On March 23, 2022 we entered into an Amended and Restated Credit Agreement (the “Credit Agreement”), which replaced our then-existing credit agreement. This $100 million amended and restated credit agreement is collateralized by our inventory, expires on March 23, 2027 and contains a swingline sublimit of $15 million. Material covenants associated with the Credit Agreement require that we maintain a minimum net worth of $250 million and a consolidated interest coverage ratio of not less than 3.0 to 1.0. The Credit Agreement also provides that cash dividends and share repurchases of $15 million or less per fiscal year can be made without restriction as long as there is no default or event of default before and immediately after such distributions. We are also permitted to make acquisitions and pay cash dividends or repurchase shares in excess of $15 million in a fiscal year provided that (a) no default or event of default exists before and immediately after the transaction and (b) on a proforma basis, the ratio of (i) the sum of (A) our consolidated funded indebtedness plus (B) three times our consolidated rental expense to (ii) the sum of (A) our consolidated EBITDA plus (B) our consolidated rental expense is less than 3.5 to 1.0.

Among other restrictions, the Credit Agreement also limits our ability to incur additional secured or unsecured debt to $20 million. The Credit Agreement bears interest, at our option, at (1) the agent bank’s base rate plus 0.0% to 1.0% or (2) Adjusted Term SOFR plus 0.9% to 1.9%, depending on our achievement of certain performance criteria.
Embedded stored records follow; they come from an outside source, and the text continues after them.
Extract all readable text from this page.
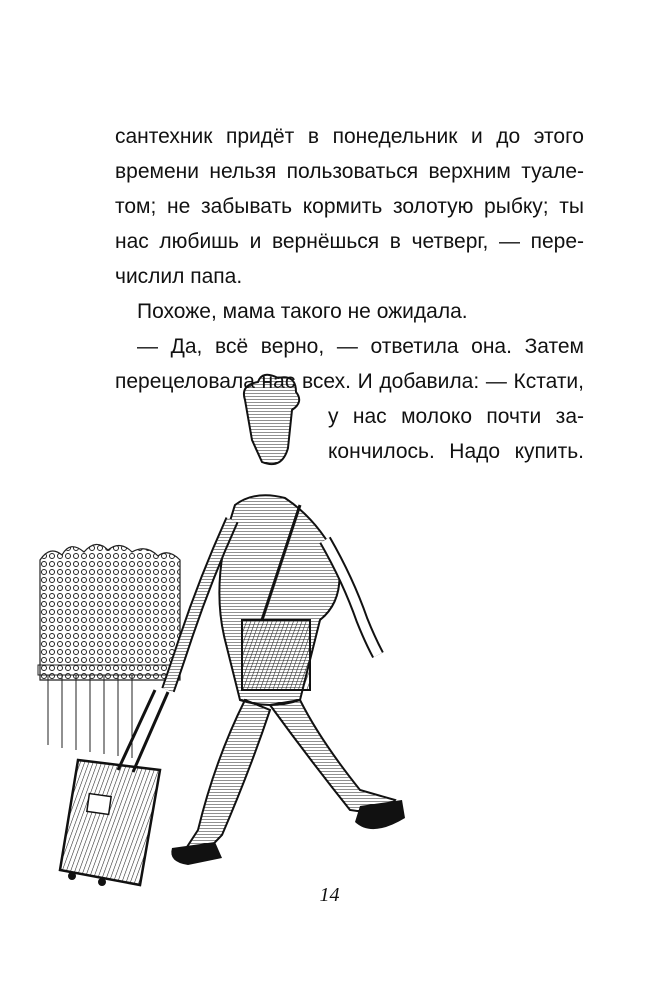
сантехник придёт в понедельник и до этого
времени нельзя пользоваться верхним туале-
том; не забывать кормить золотую рыбку; ты
нас любишь и вернёшься в четверг, — пере-
числил папа.
Похоже, мама такого не ожидала.
— Да, всё верно, — ответила она. Затем
перецеловала нас всех. И добавила: — Кстати,
у нас молоко почти за-
кончилось. Надо купить.
14
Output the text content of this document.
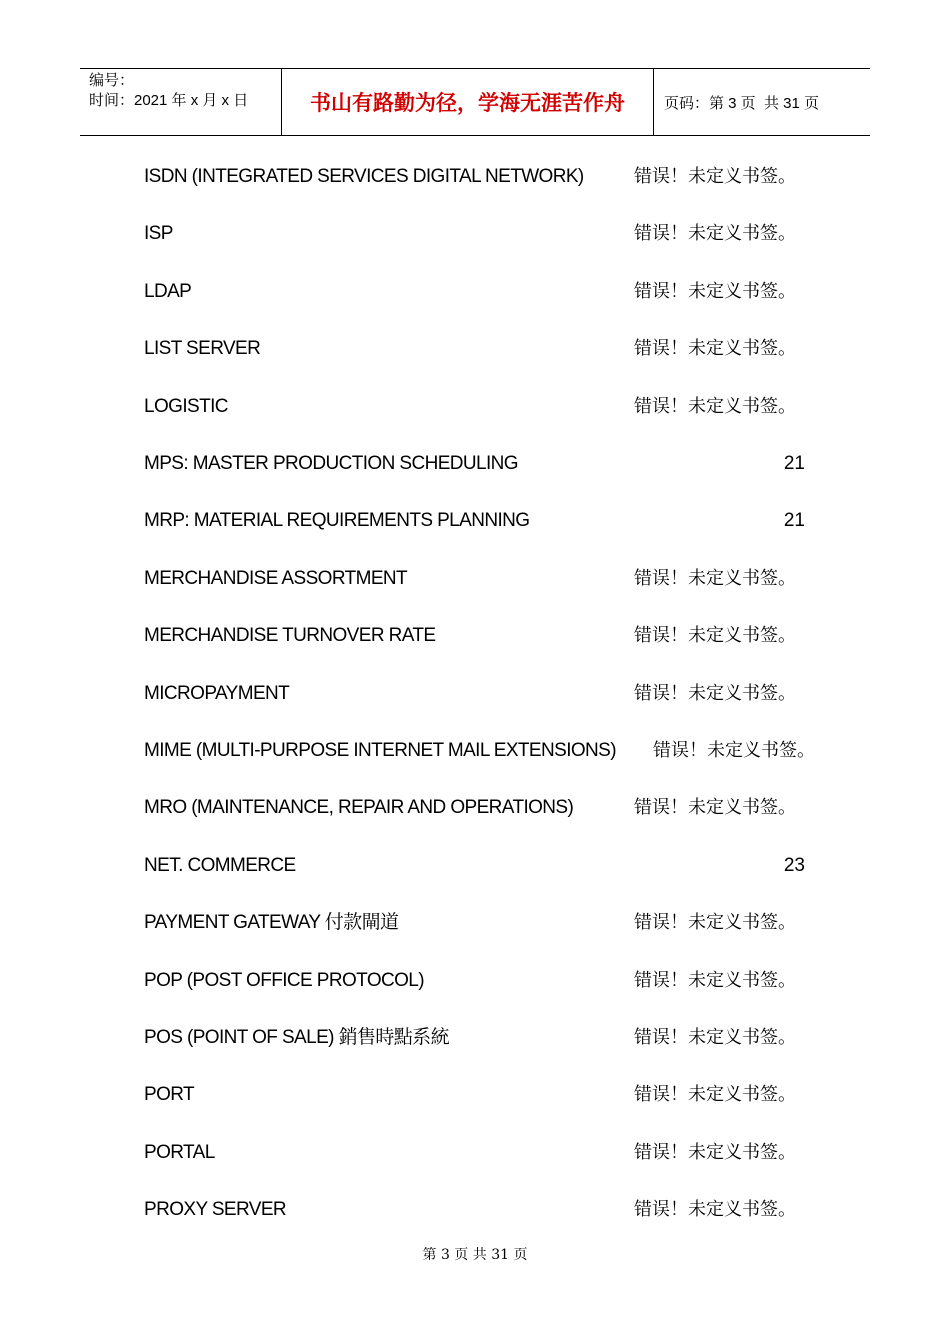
编号：
时间：2021 年 x 月 x 日	书山有路勤为径，学海无涯苦作舟	页码：第 3 页  共 31 页
ISDN (INTEGRATED SERVICES DIGITAL NETWORK)	错误！未定义书签。
ISP	错误！未定义书签。
LDAP	错误！未定义书签。
LIST SERVER	错误！未定义书签。
LOGISTIC	错误！未定义书签。
MPS: MASTER PRODUCTION SCHEDULING	21
MRP: MATERIAL REQUIREMENTS PLANNING	21
MERCHANDISE ASSORTMENT	错误！未定义书签。
MERCHANDISE TURNOVER RATE	错误！未定义书签。
MICROPAYMENT	错误！未定义书签。
MIME (MULTI-PURPOSE INTERNET MAIL EXTENSIONS) 错误！未定义书签。
MRO (MAINTENANCE, REPAIR AND OPERATIONS)	错误！未定义书签。
NET. COMMERCE	23
PAYMENT GATEWAY 付款閘道	错误！未定义书签。
POP (POST OFFICE PROTOCOL)	错误！未定义书签。
POS (POINT OF SALE) 銷售時點系統	错误！未定义书签。
PORT	错误！未定义书签。
PORTAL	错误！未定义书签。
PROXY SERVER	错误！未定义书签。
第 3 页 共 31 页
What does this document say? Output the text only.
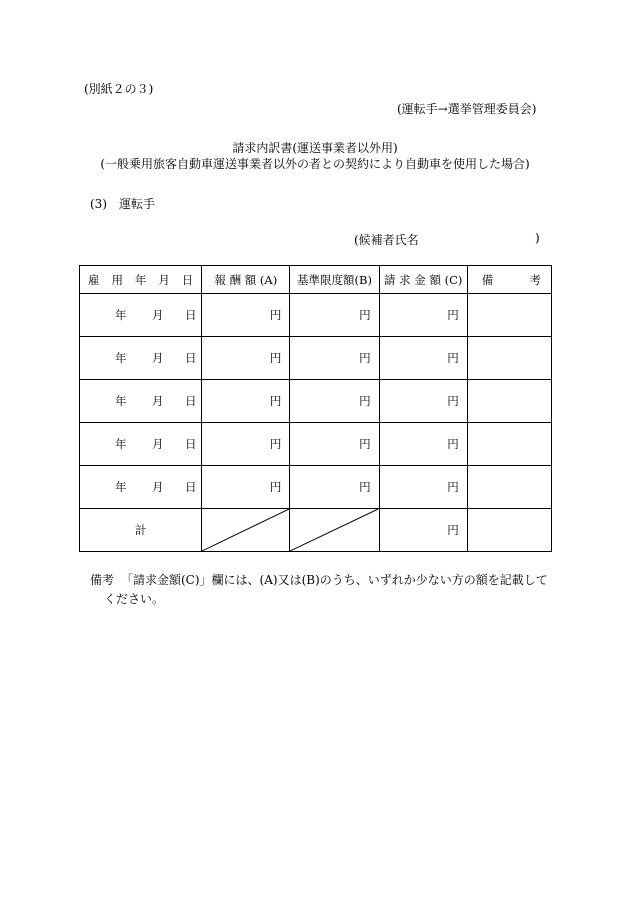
(別紙２の３)
(運転手→選挙管理委員会)
請求内訳書(運送事業者以外用)
(一般乗用旅客自動車運送事業者以外の者との契約により自動車を使用した場合)
(3)　運転手
(候補者氏名	)
雇 用 年 月 日	報 酬 額 (A)	基準限度額(B)	請 求 金 額 (C)	備 考

年 月 日	円	円	円	

年 月 日	円	円	円	

年 月 日	円	円	円	

年 月 日	円	円	円	

年 月 日	円	円	円	
計			円	
備考 「請求金額(C)」欄には、(A)又は(B)のうち、いずれか少ない方の額を記載して
ください。
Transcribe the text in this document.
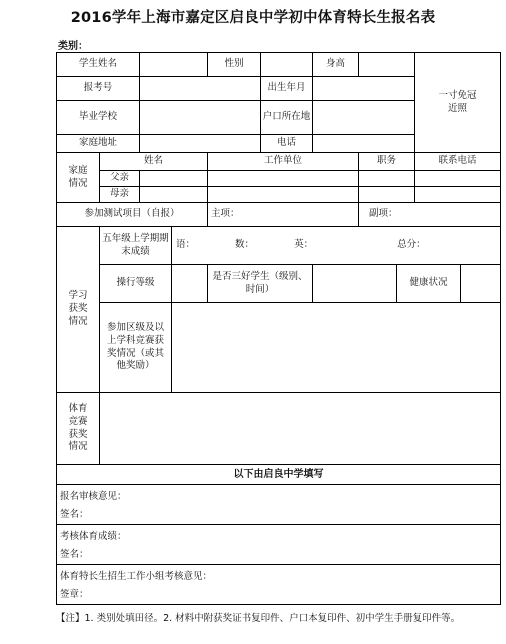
2016学年上海市嘉定区启良中学初中体育特长生报名表
类别：
学生姓名				性别		身高			一寸免冠近照	
报考号					出生年月					
毕业学校					户口所在地					
家庭地址					电话					
家庭情况	姓名			工作单位			职务		联系电话	
	父亲									
	母亲									
参加测试项目（自报）				主项：			副项：			
学习获奖情况	五年级上学期期末成绩		语： 数： 英： 总分：							
	操行等级			是否三好学生（级别、时间）				健康状况		
	参加区级及以上学科竞赛获奖情况（或其他奖励）									
体育竞赛获奖情况										
以下由启良中学填写										

报名审核意见：
签名：										

考核体育成绩：
签名：										

体育特长生招生工作小组考核意见：
签章：										
【注】1. 类别处填田径。2. 材料中附获奖证书复印件、户口本复印件、初中学生手册复印件等。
A commitment fee is charged at 0.2% to 0.3% per annum, depending on our achievement of certain performance criteria, on the unused portion of the lenders’ commitment.

The terms “net worth”, “consolidated interest coverage ratio”, “consolidated funded indebtedness”, “consolidated rental expense”, “consolidated EBITDA”, “base rate” and “Adjusted Term SOFR” are defined in the Credit Agreement.

 

No borrowings were outstanding under the Credit Agreement as of February 3, 2024 and January 28, 2023 and we did not borrow under either of the credit agreements during Fiscal 2023 or Fiscal 2022. As of February 3, 2024, there were $700,000 in letters of credit outstanding and $99.3 million available to us for borrowing under the Credit Agreement.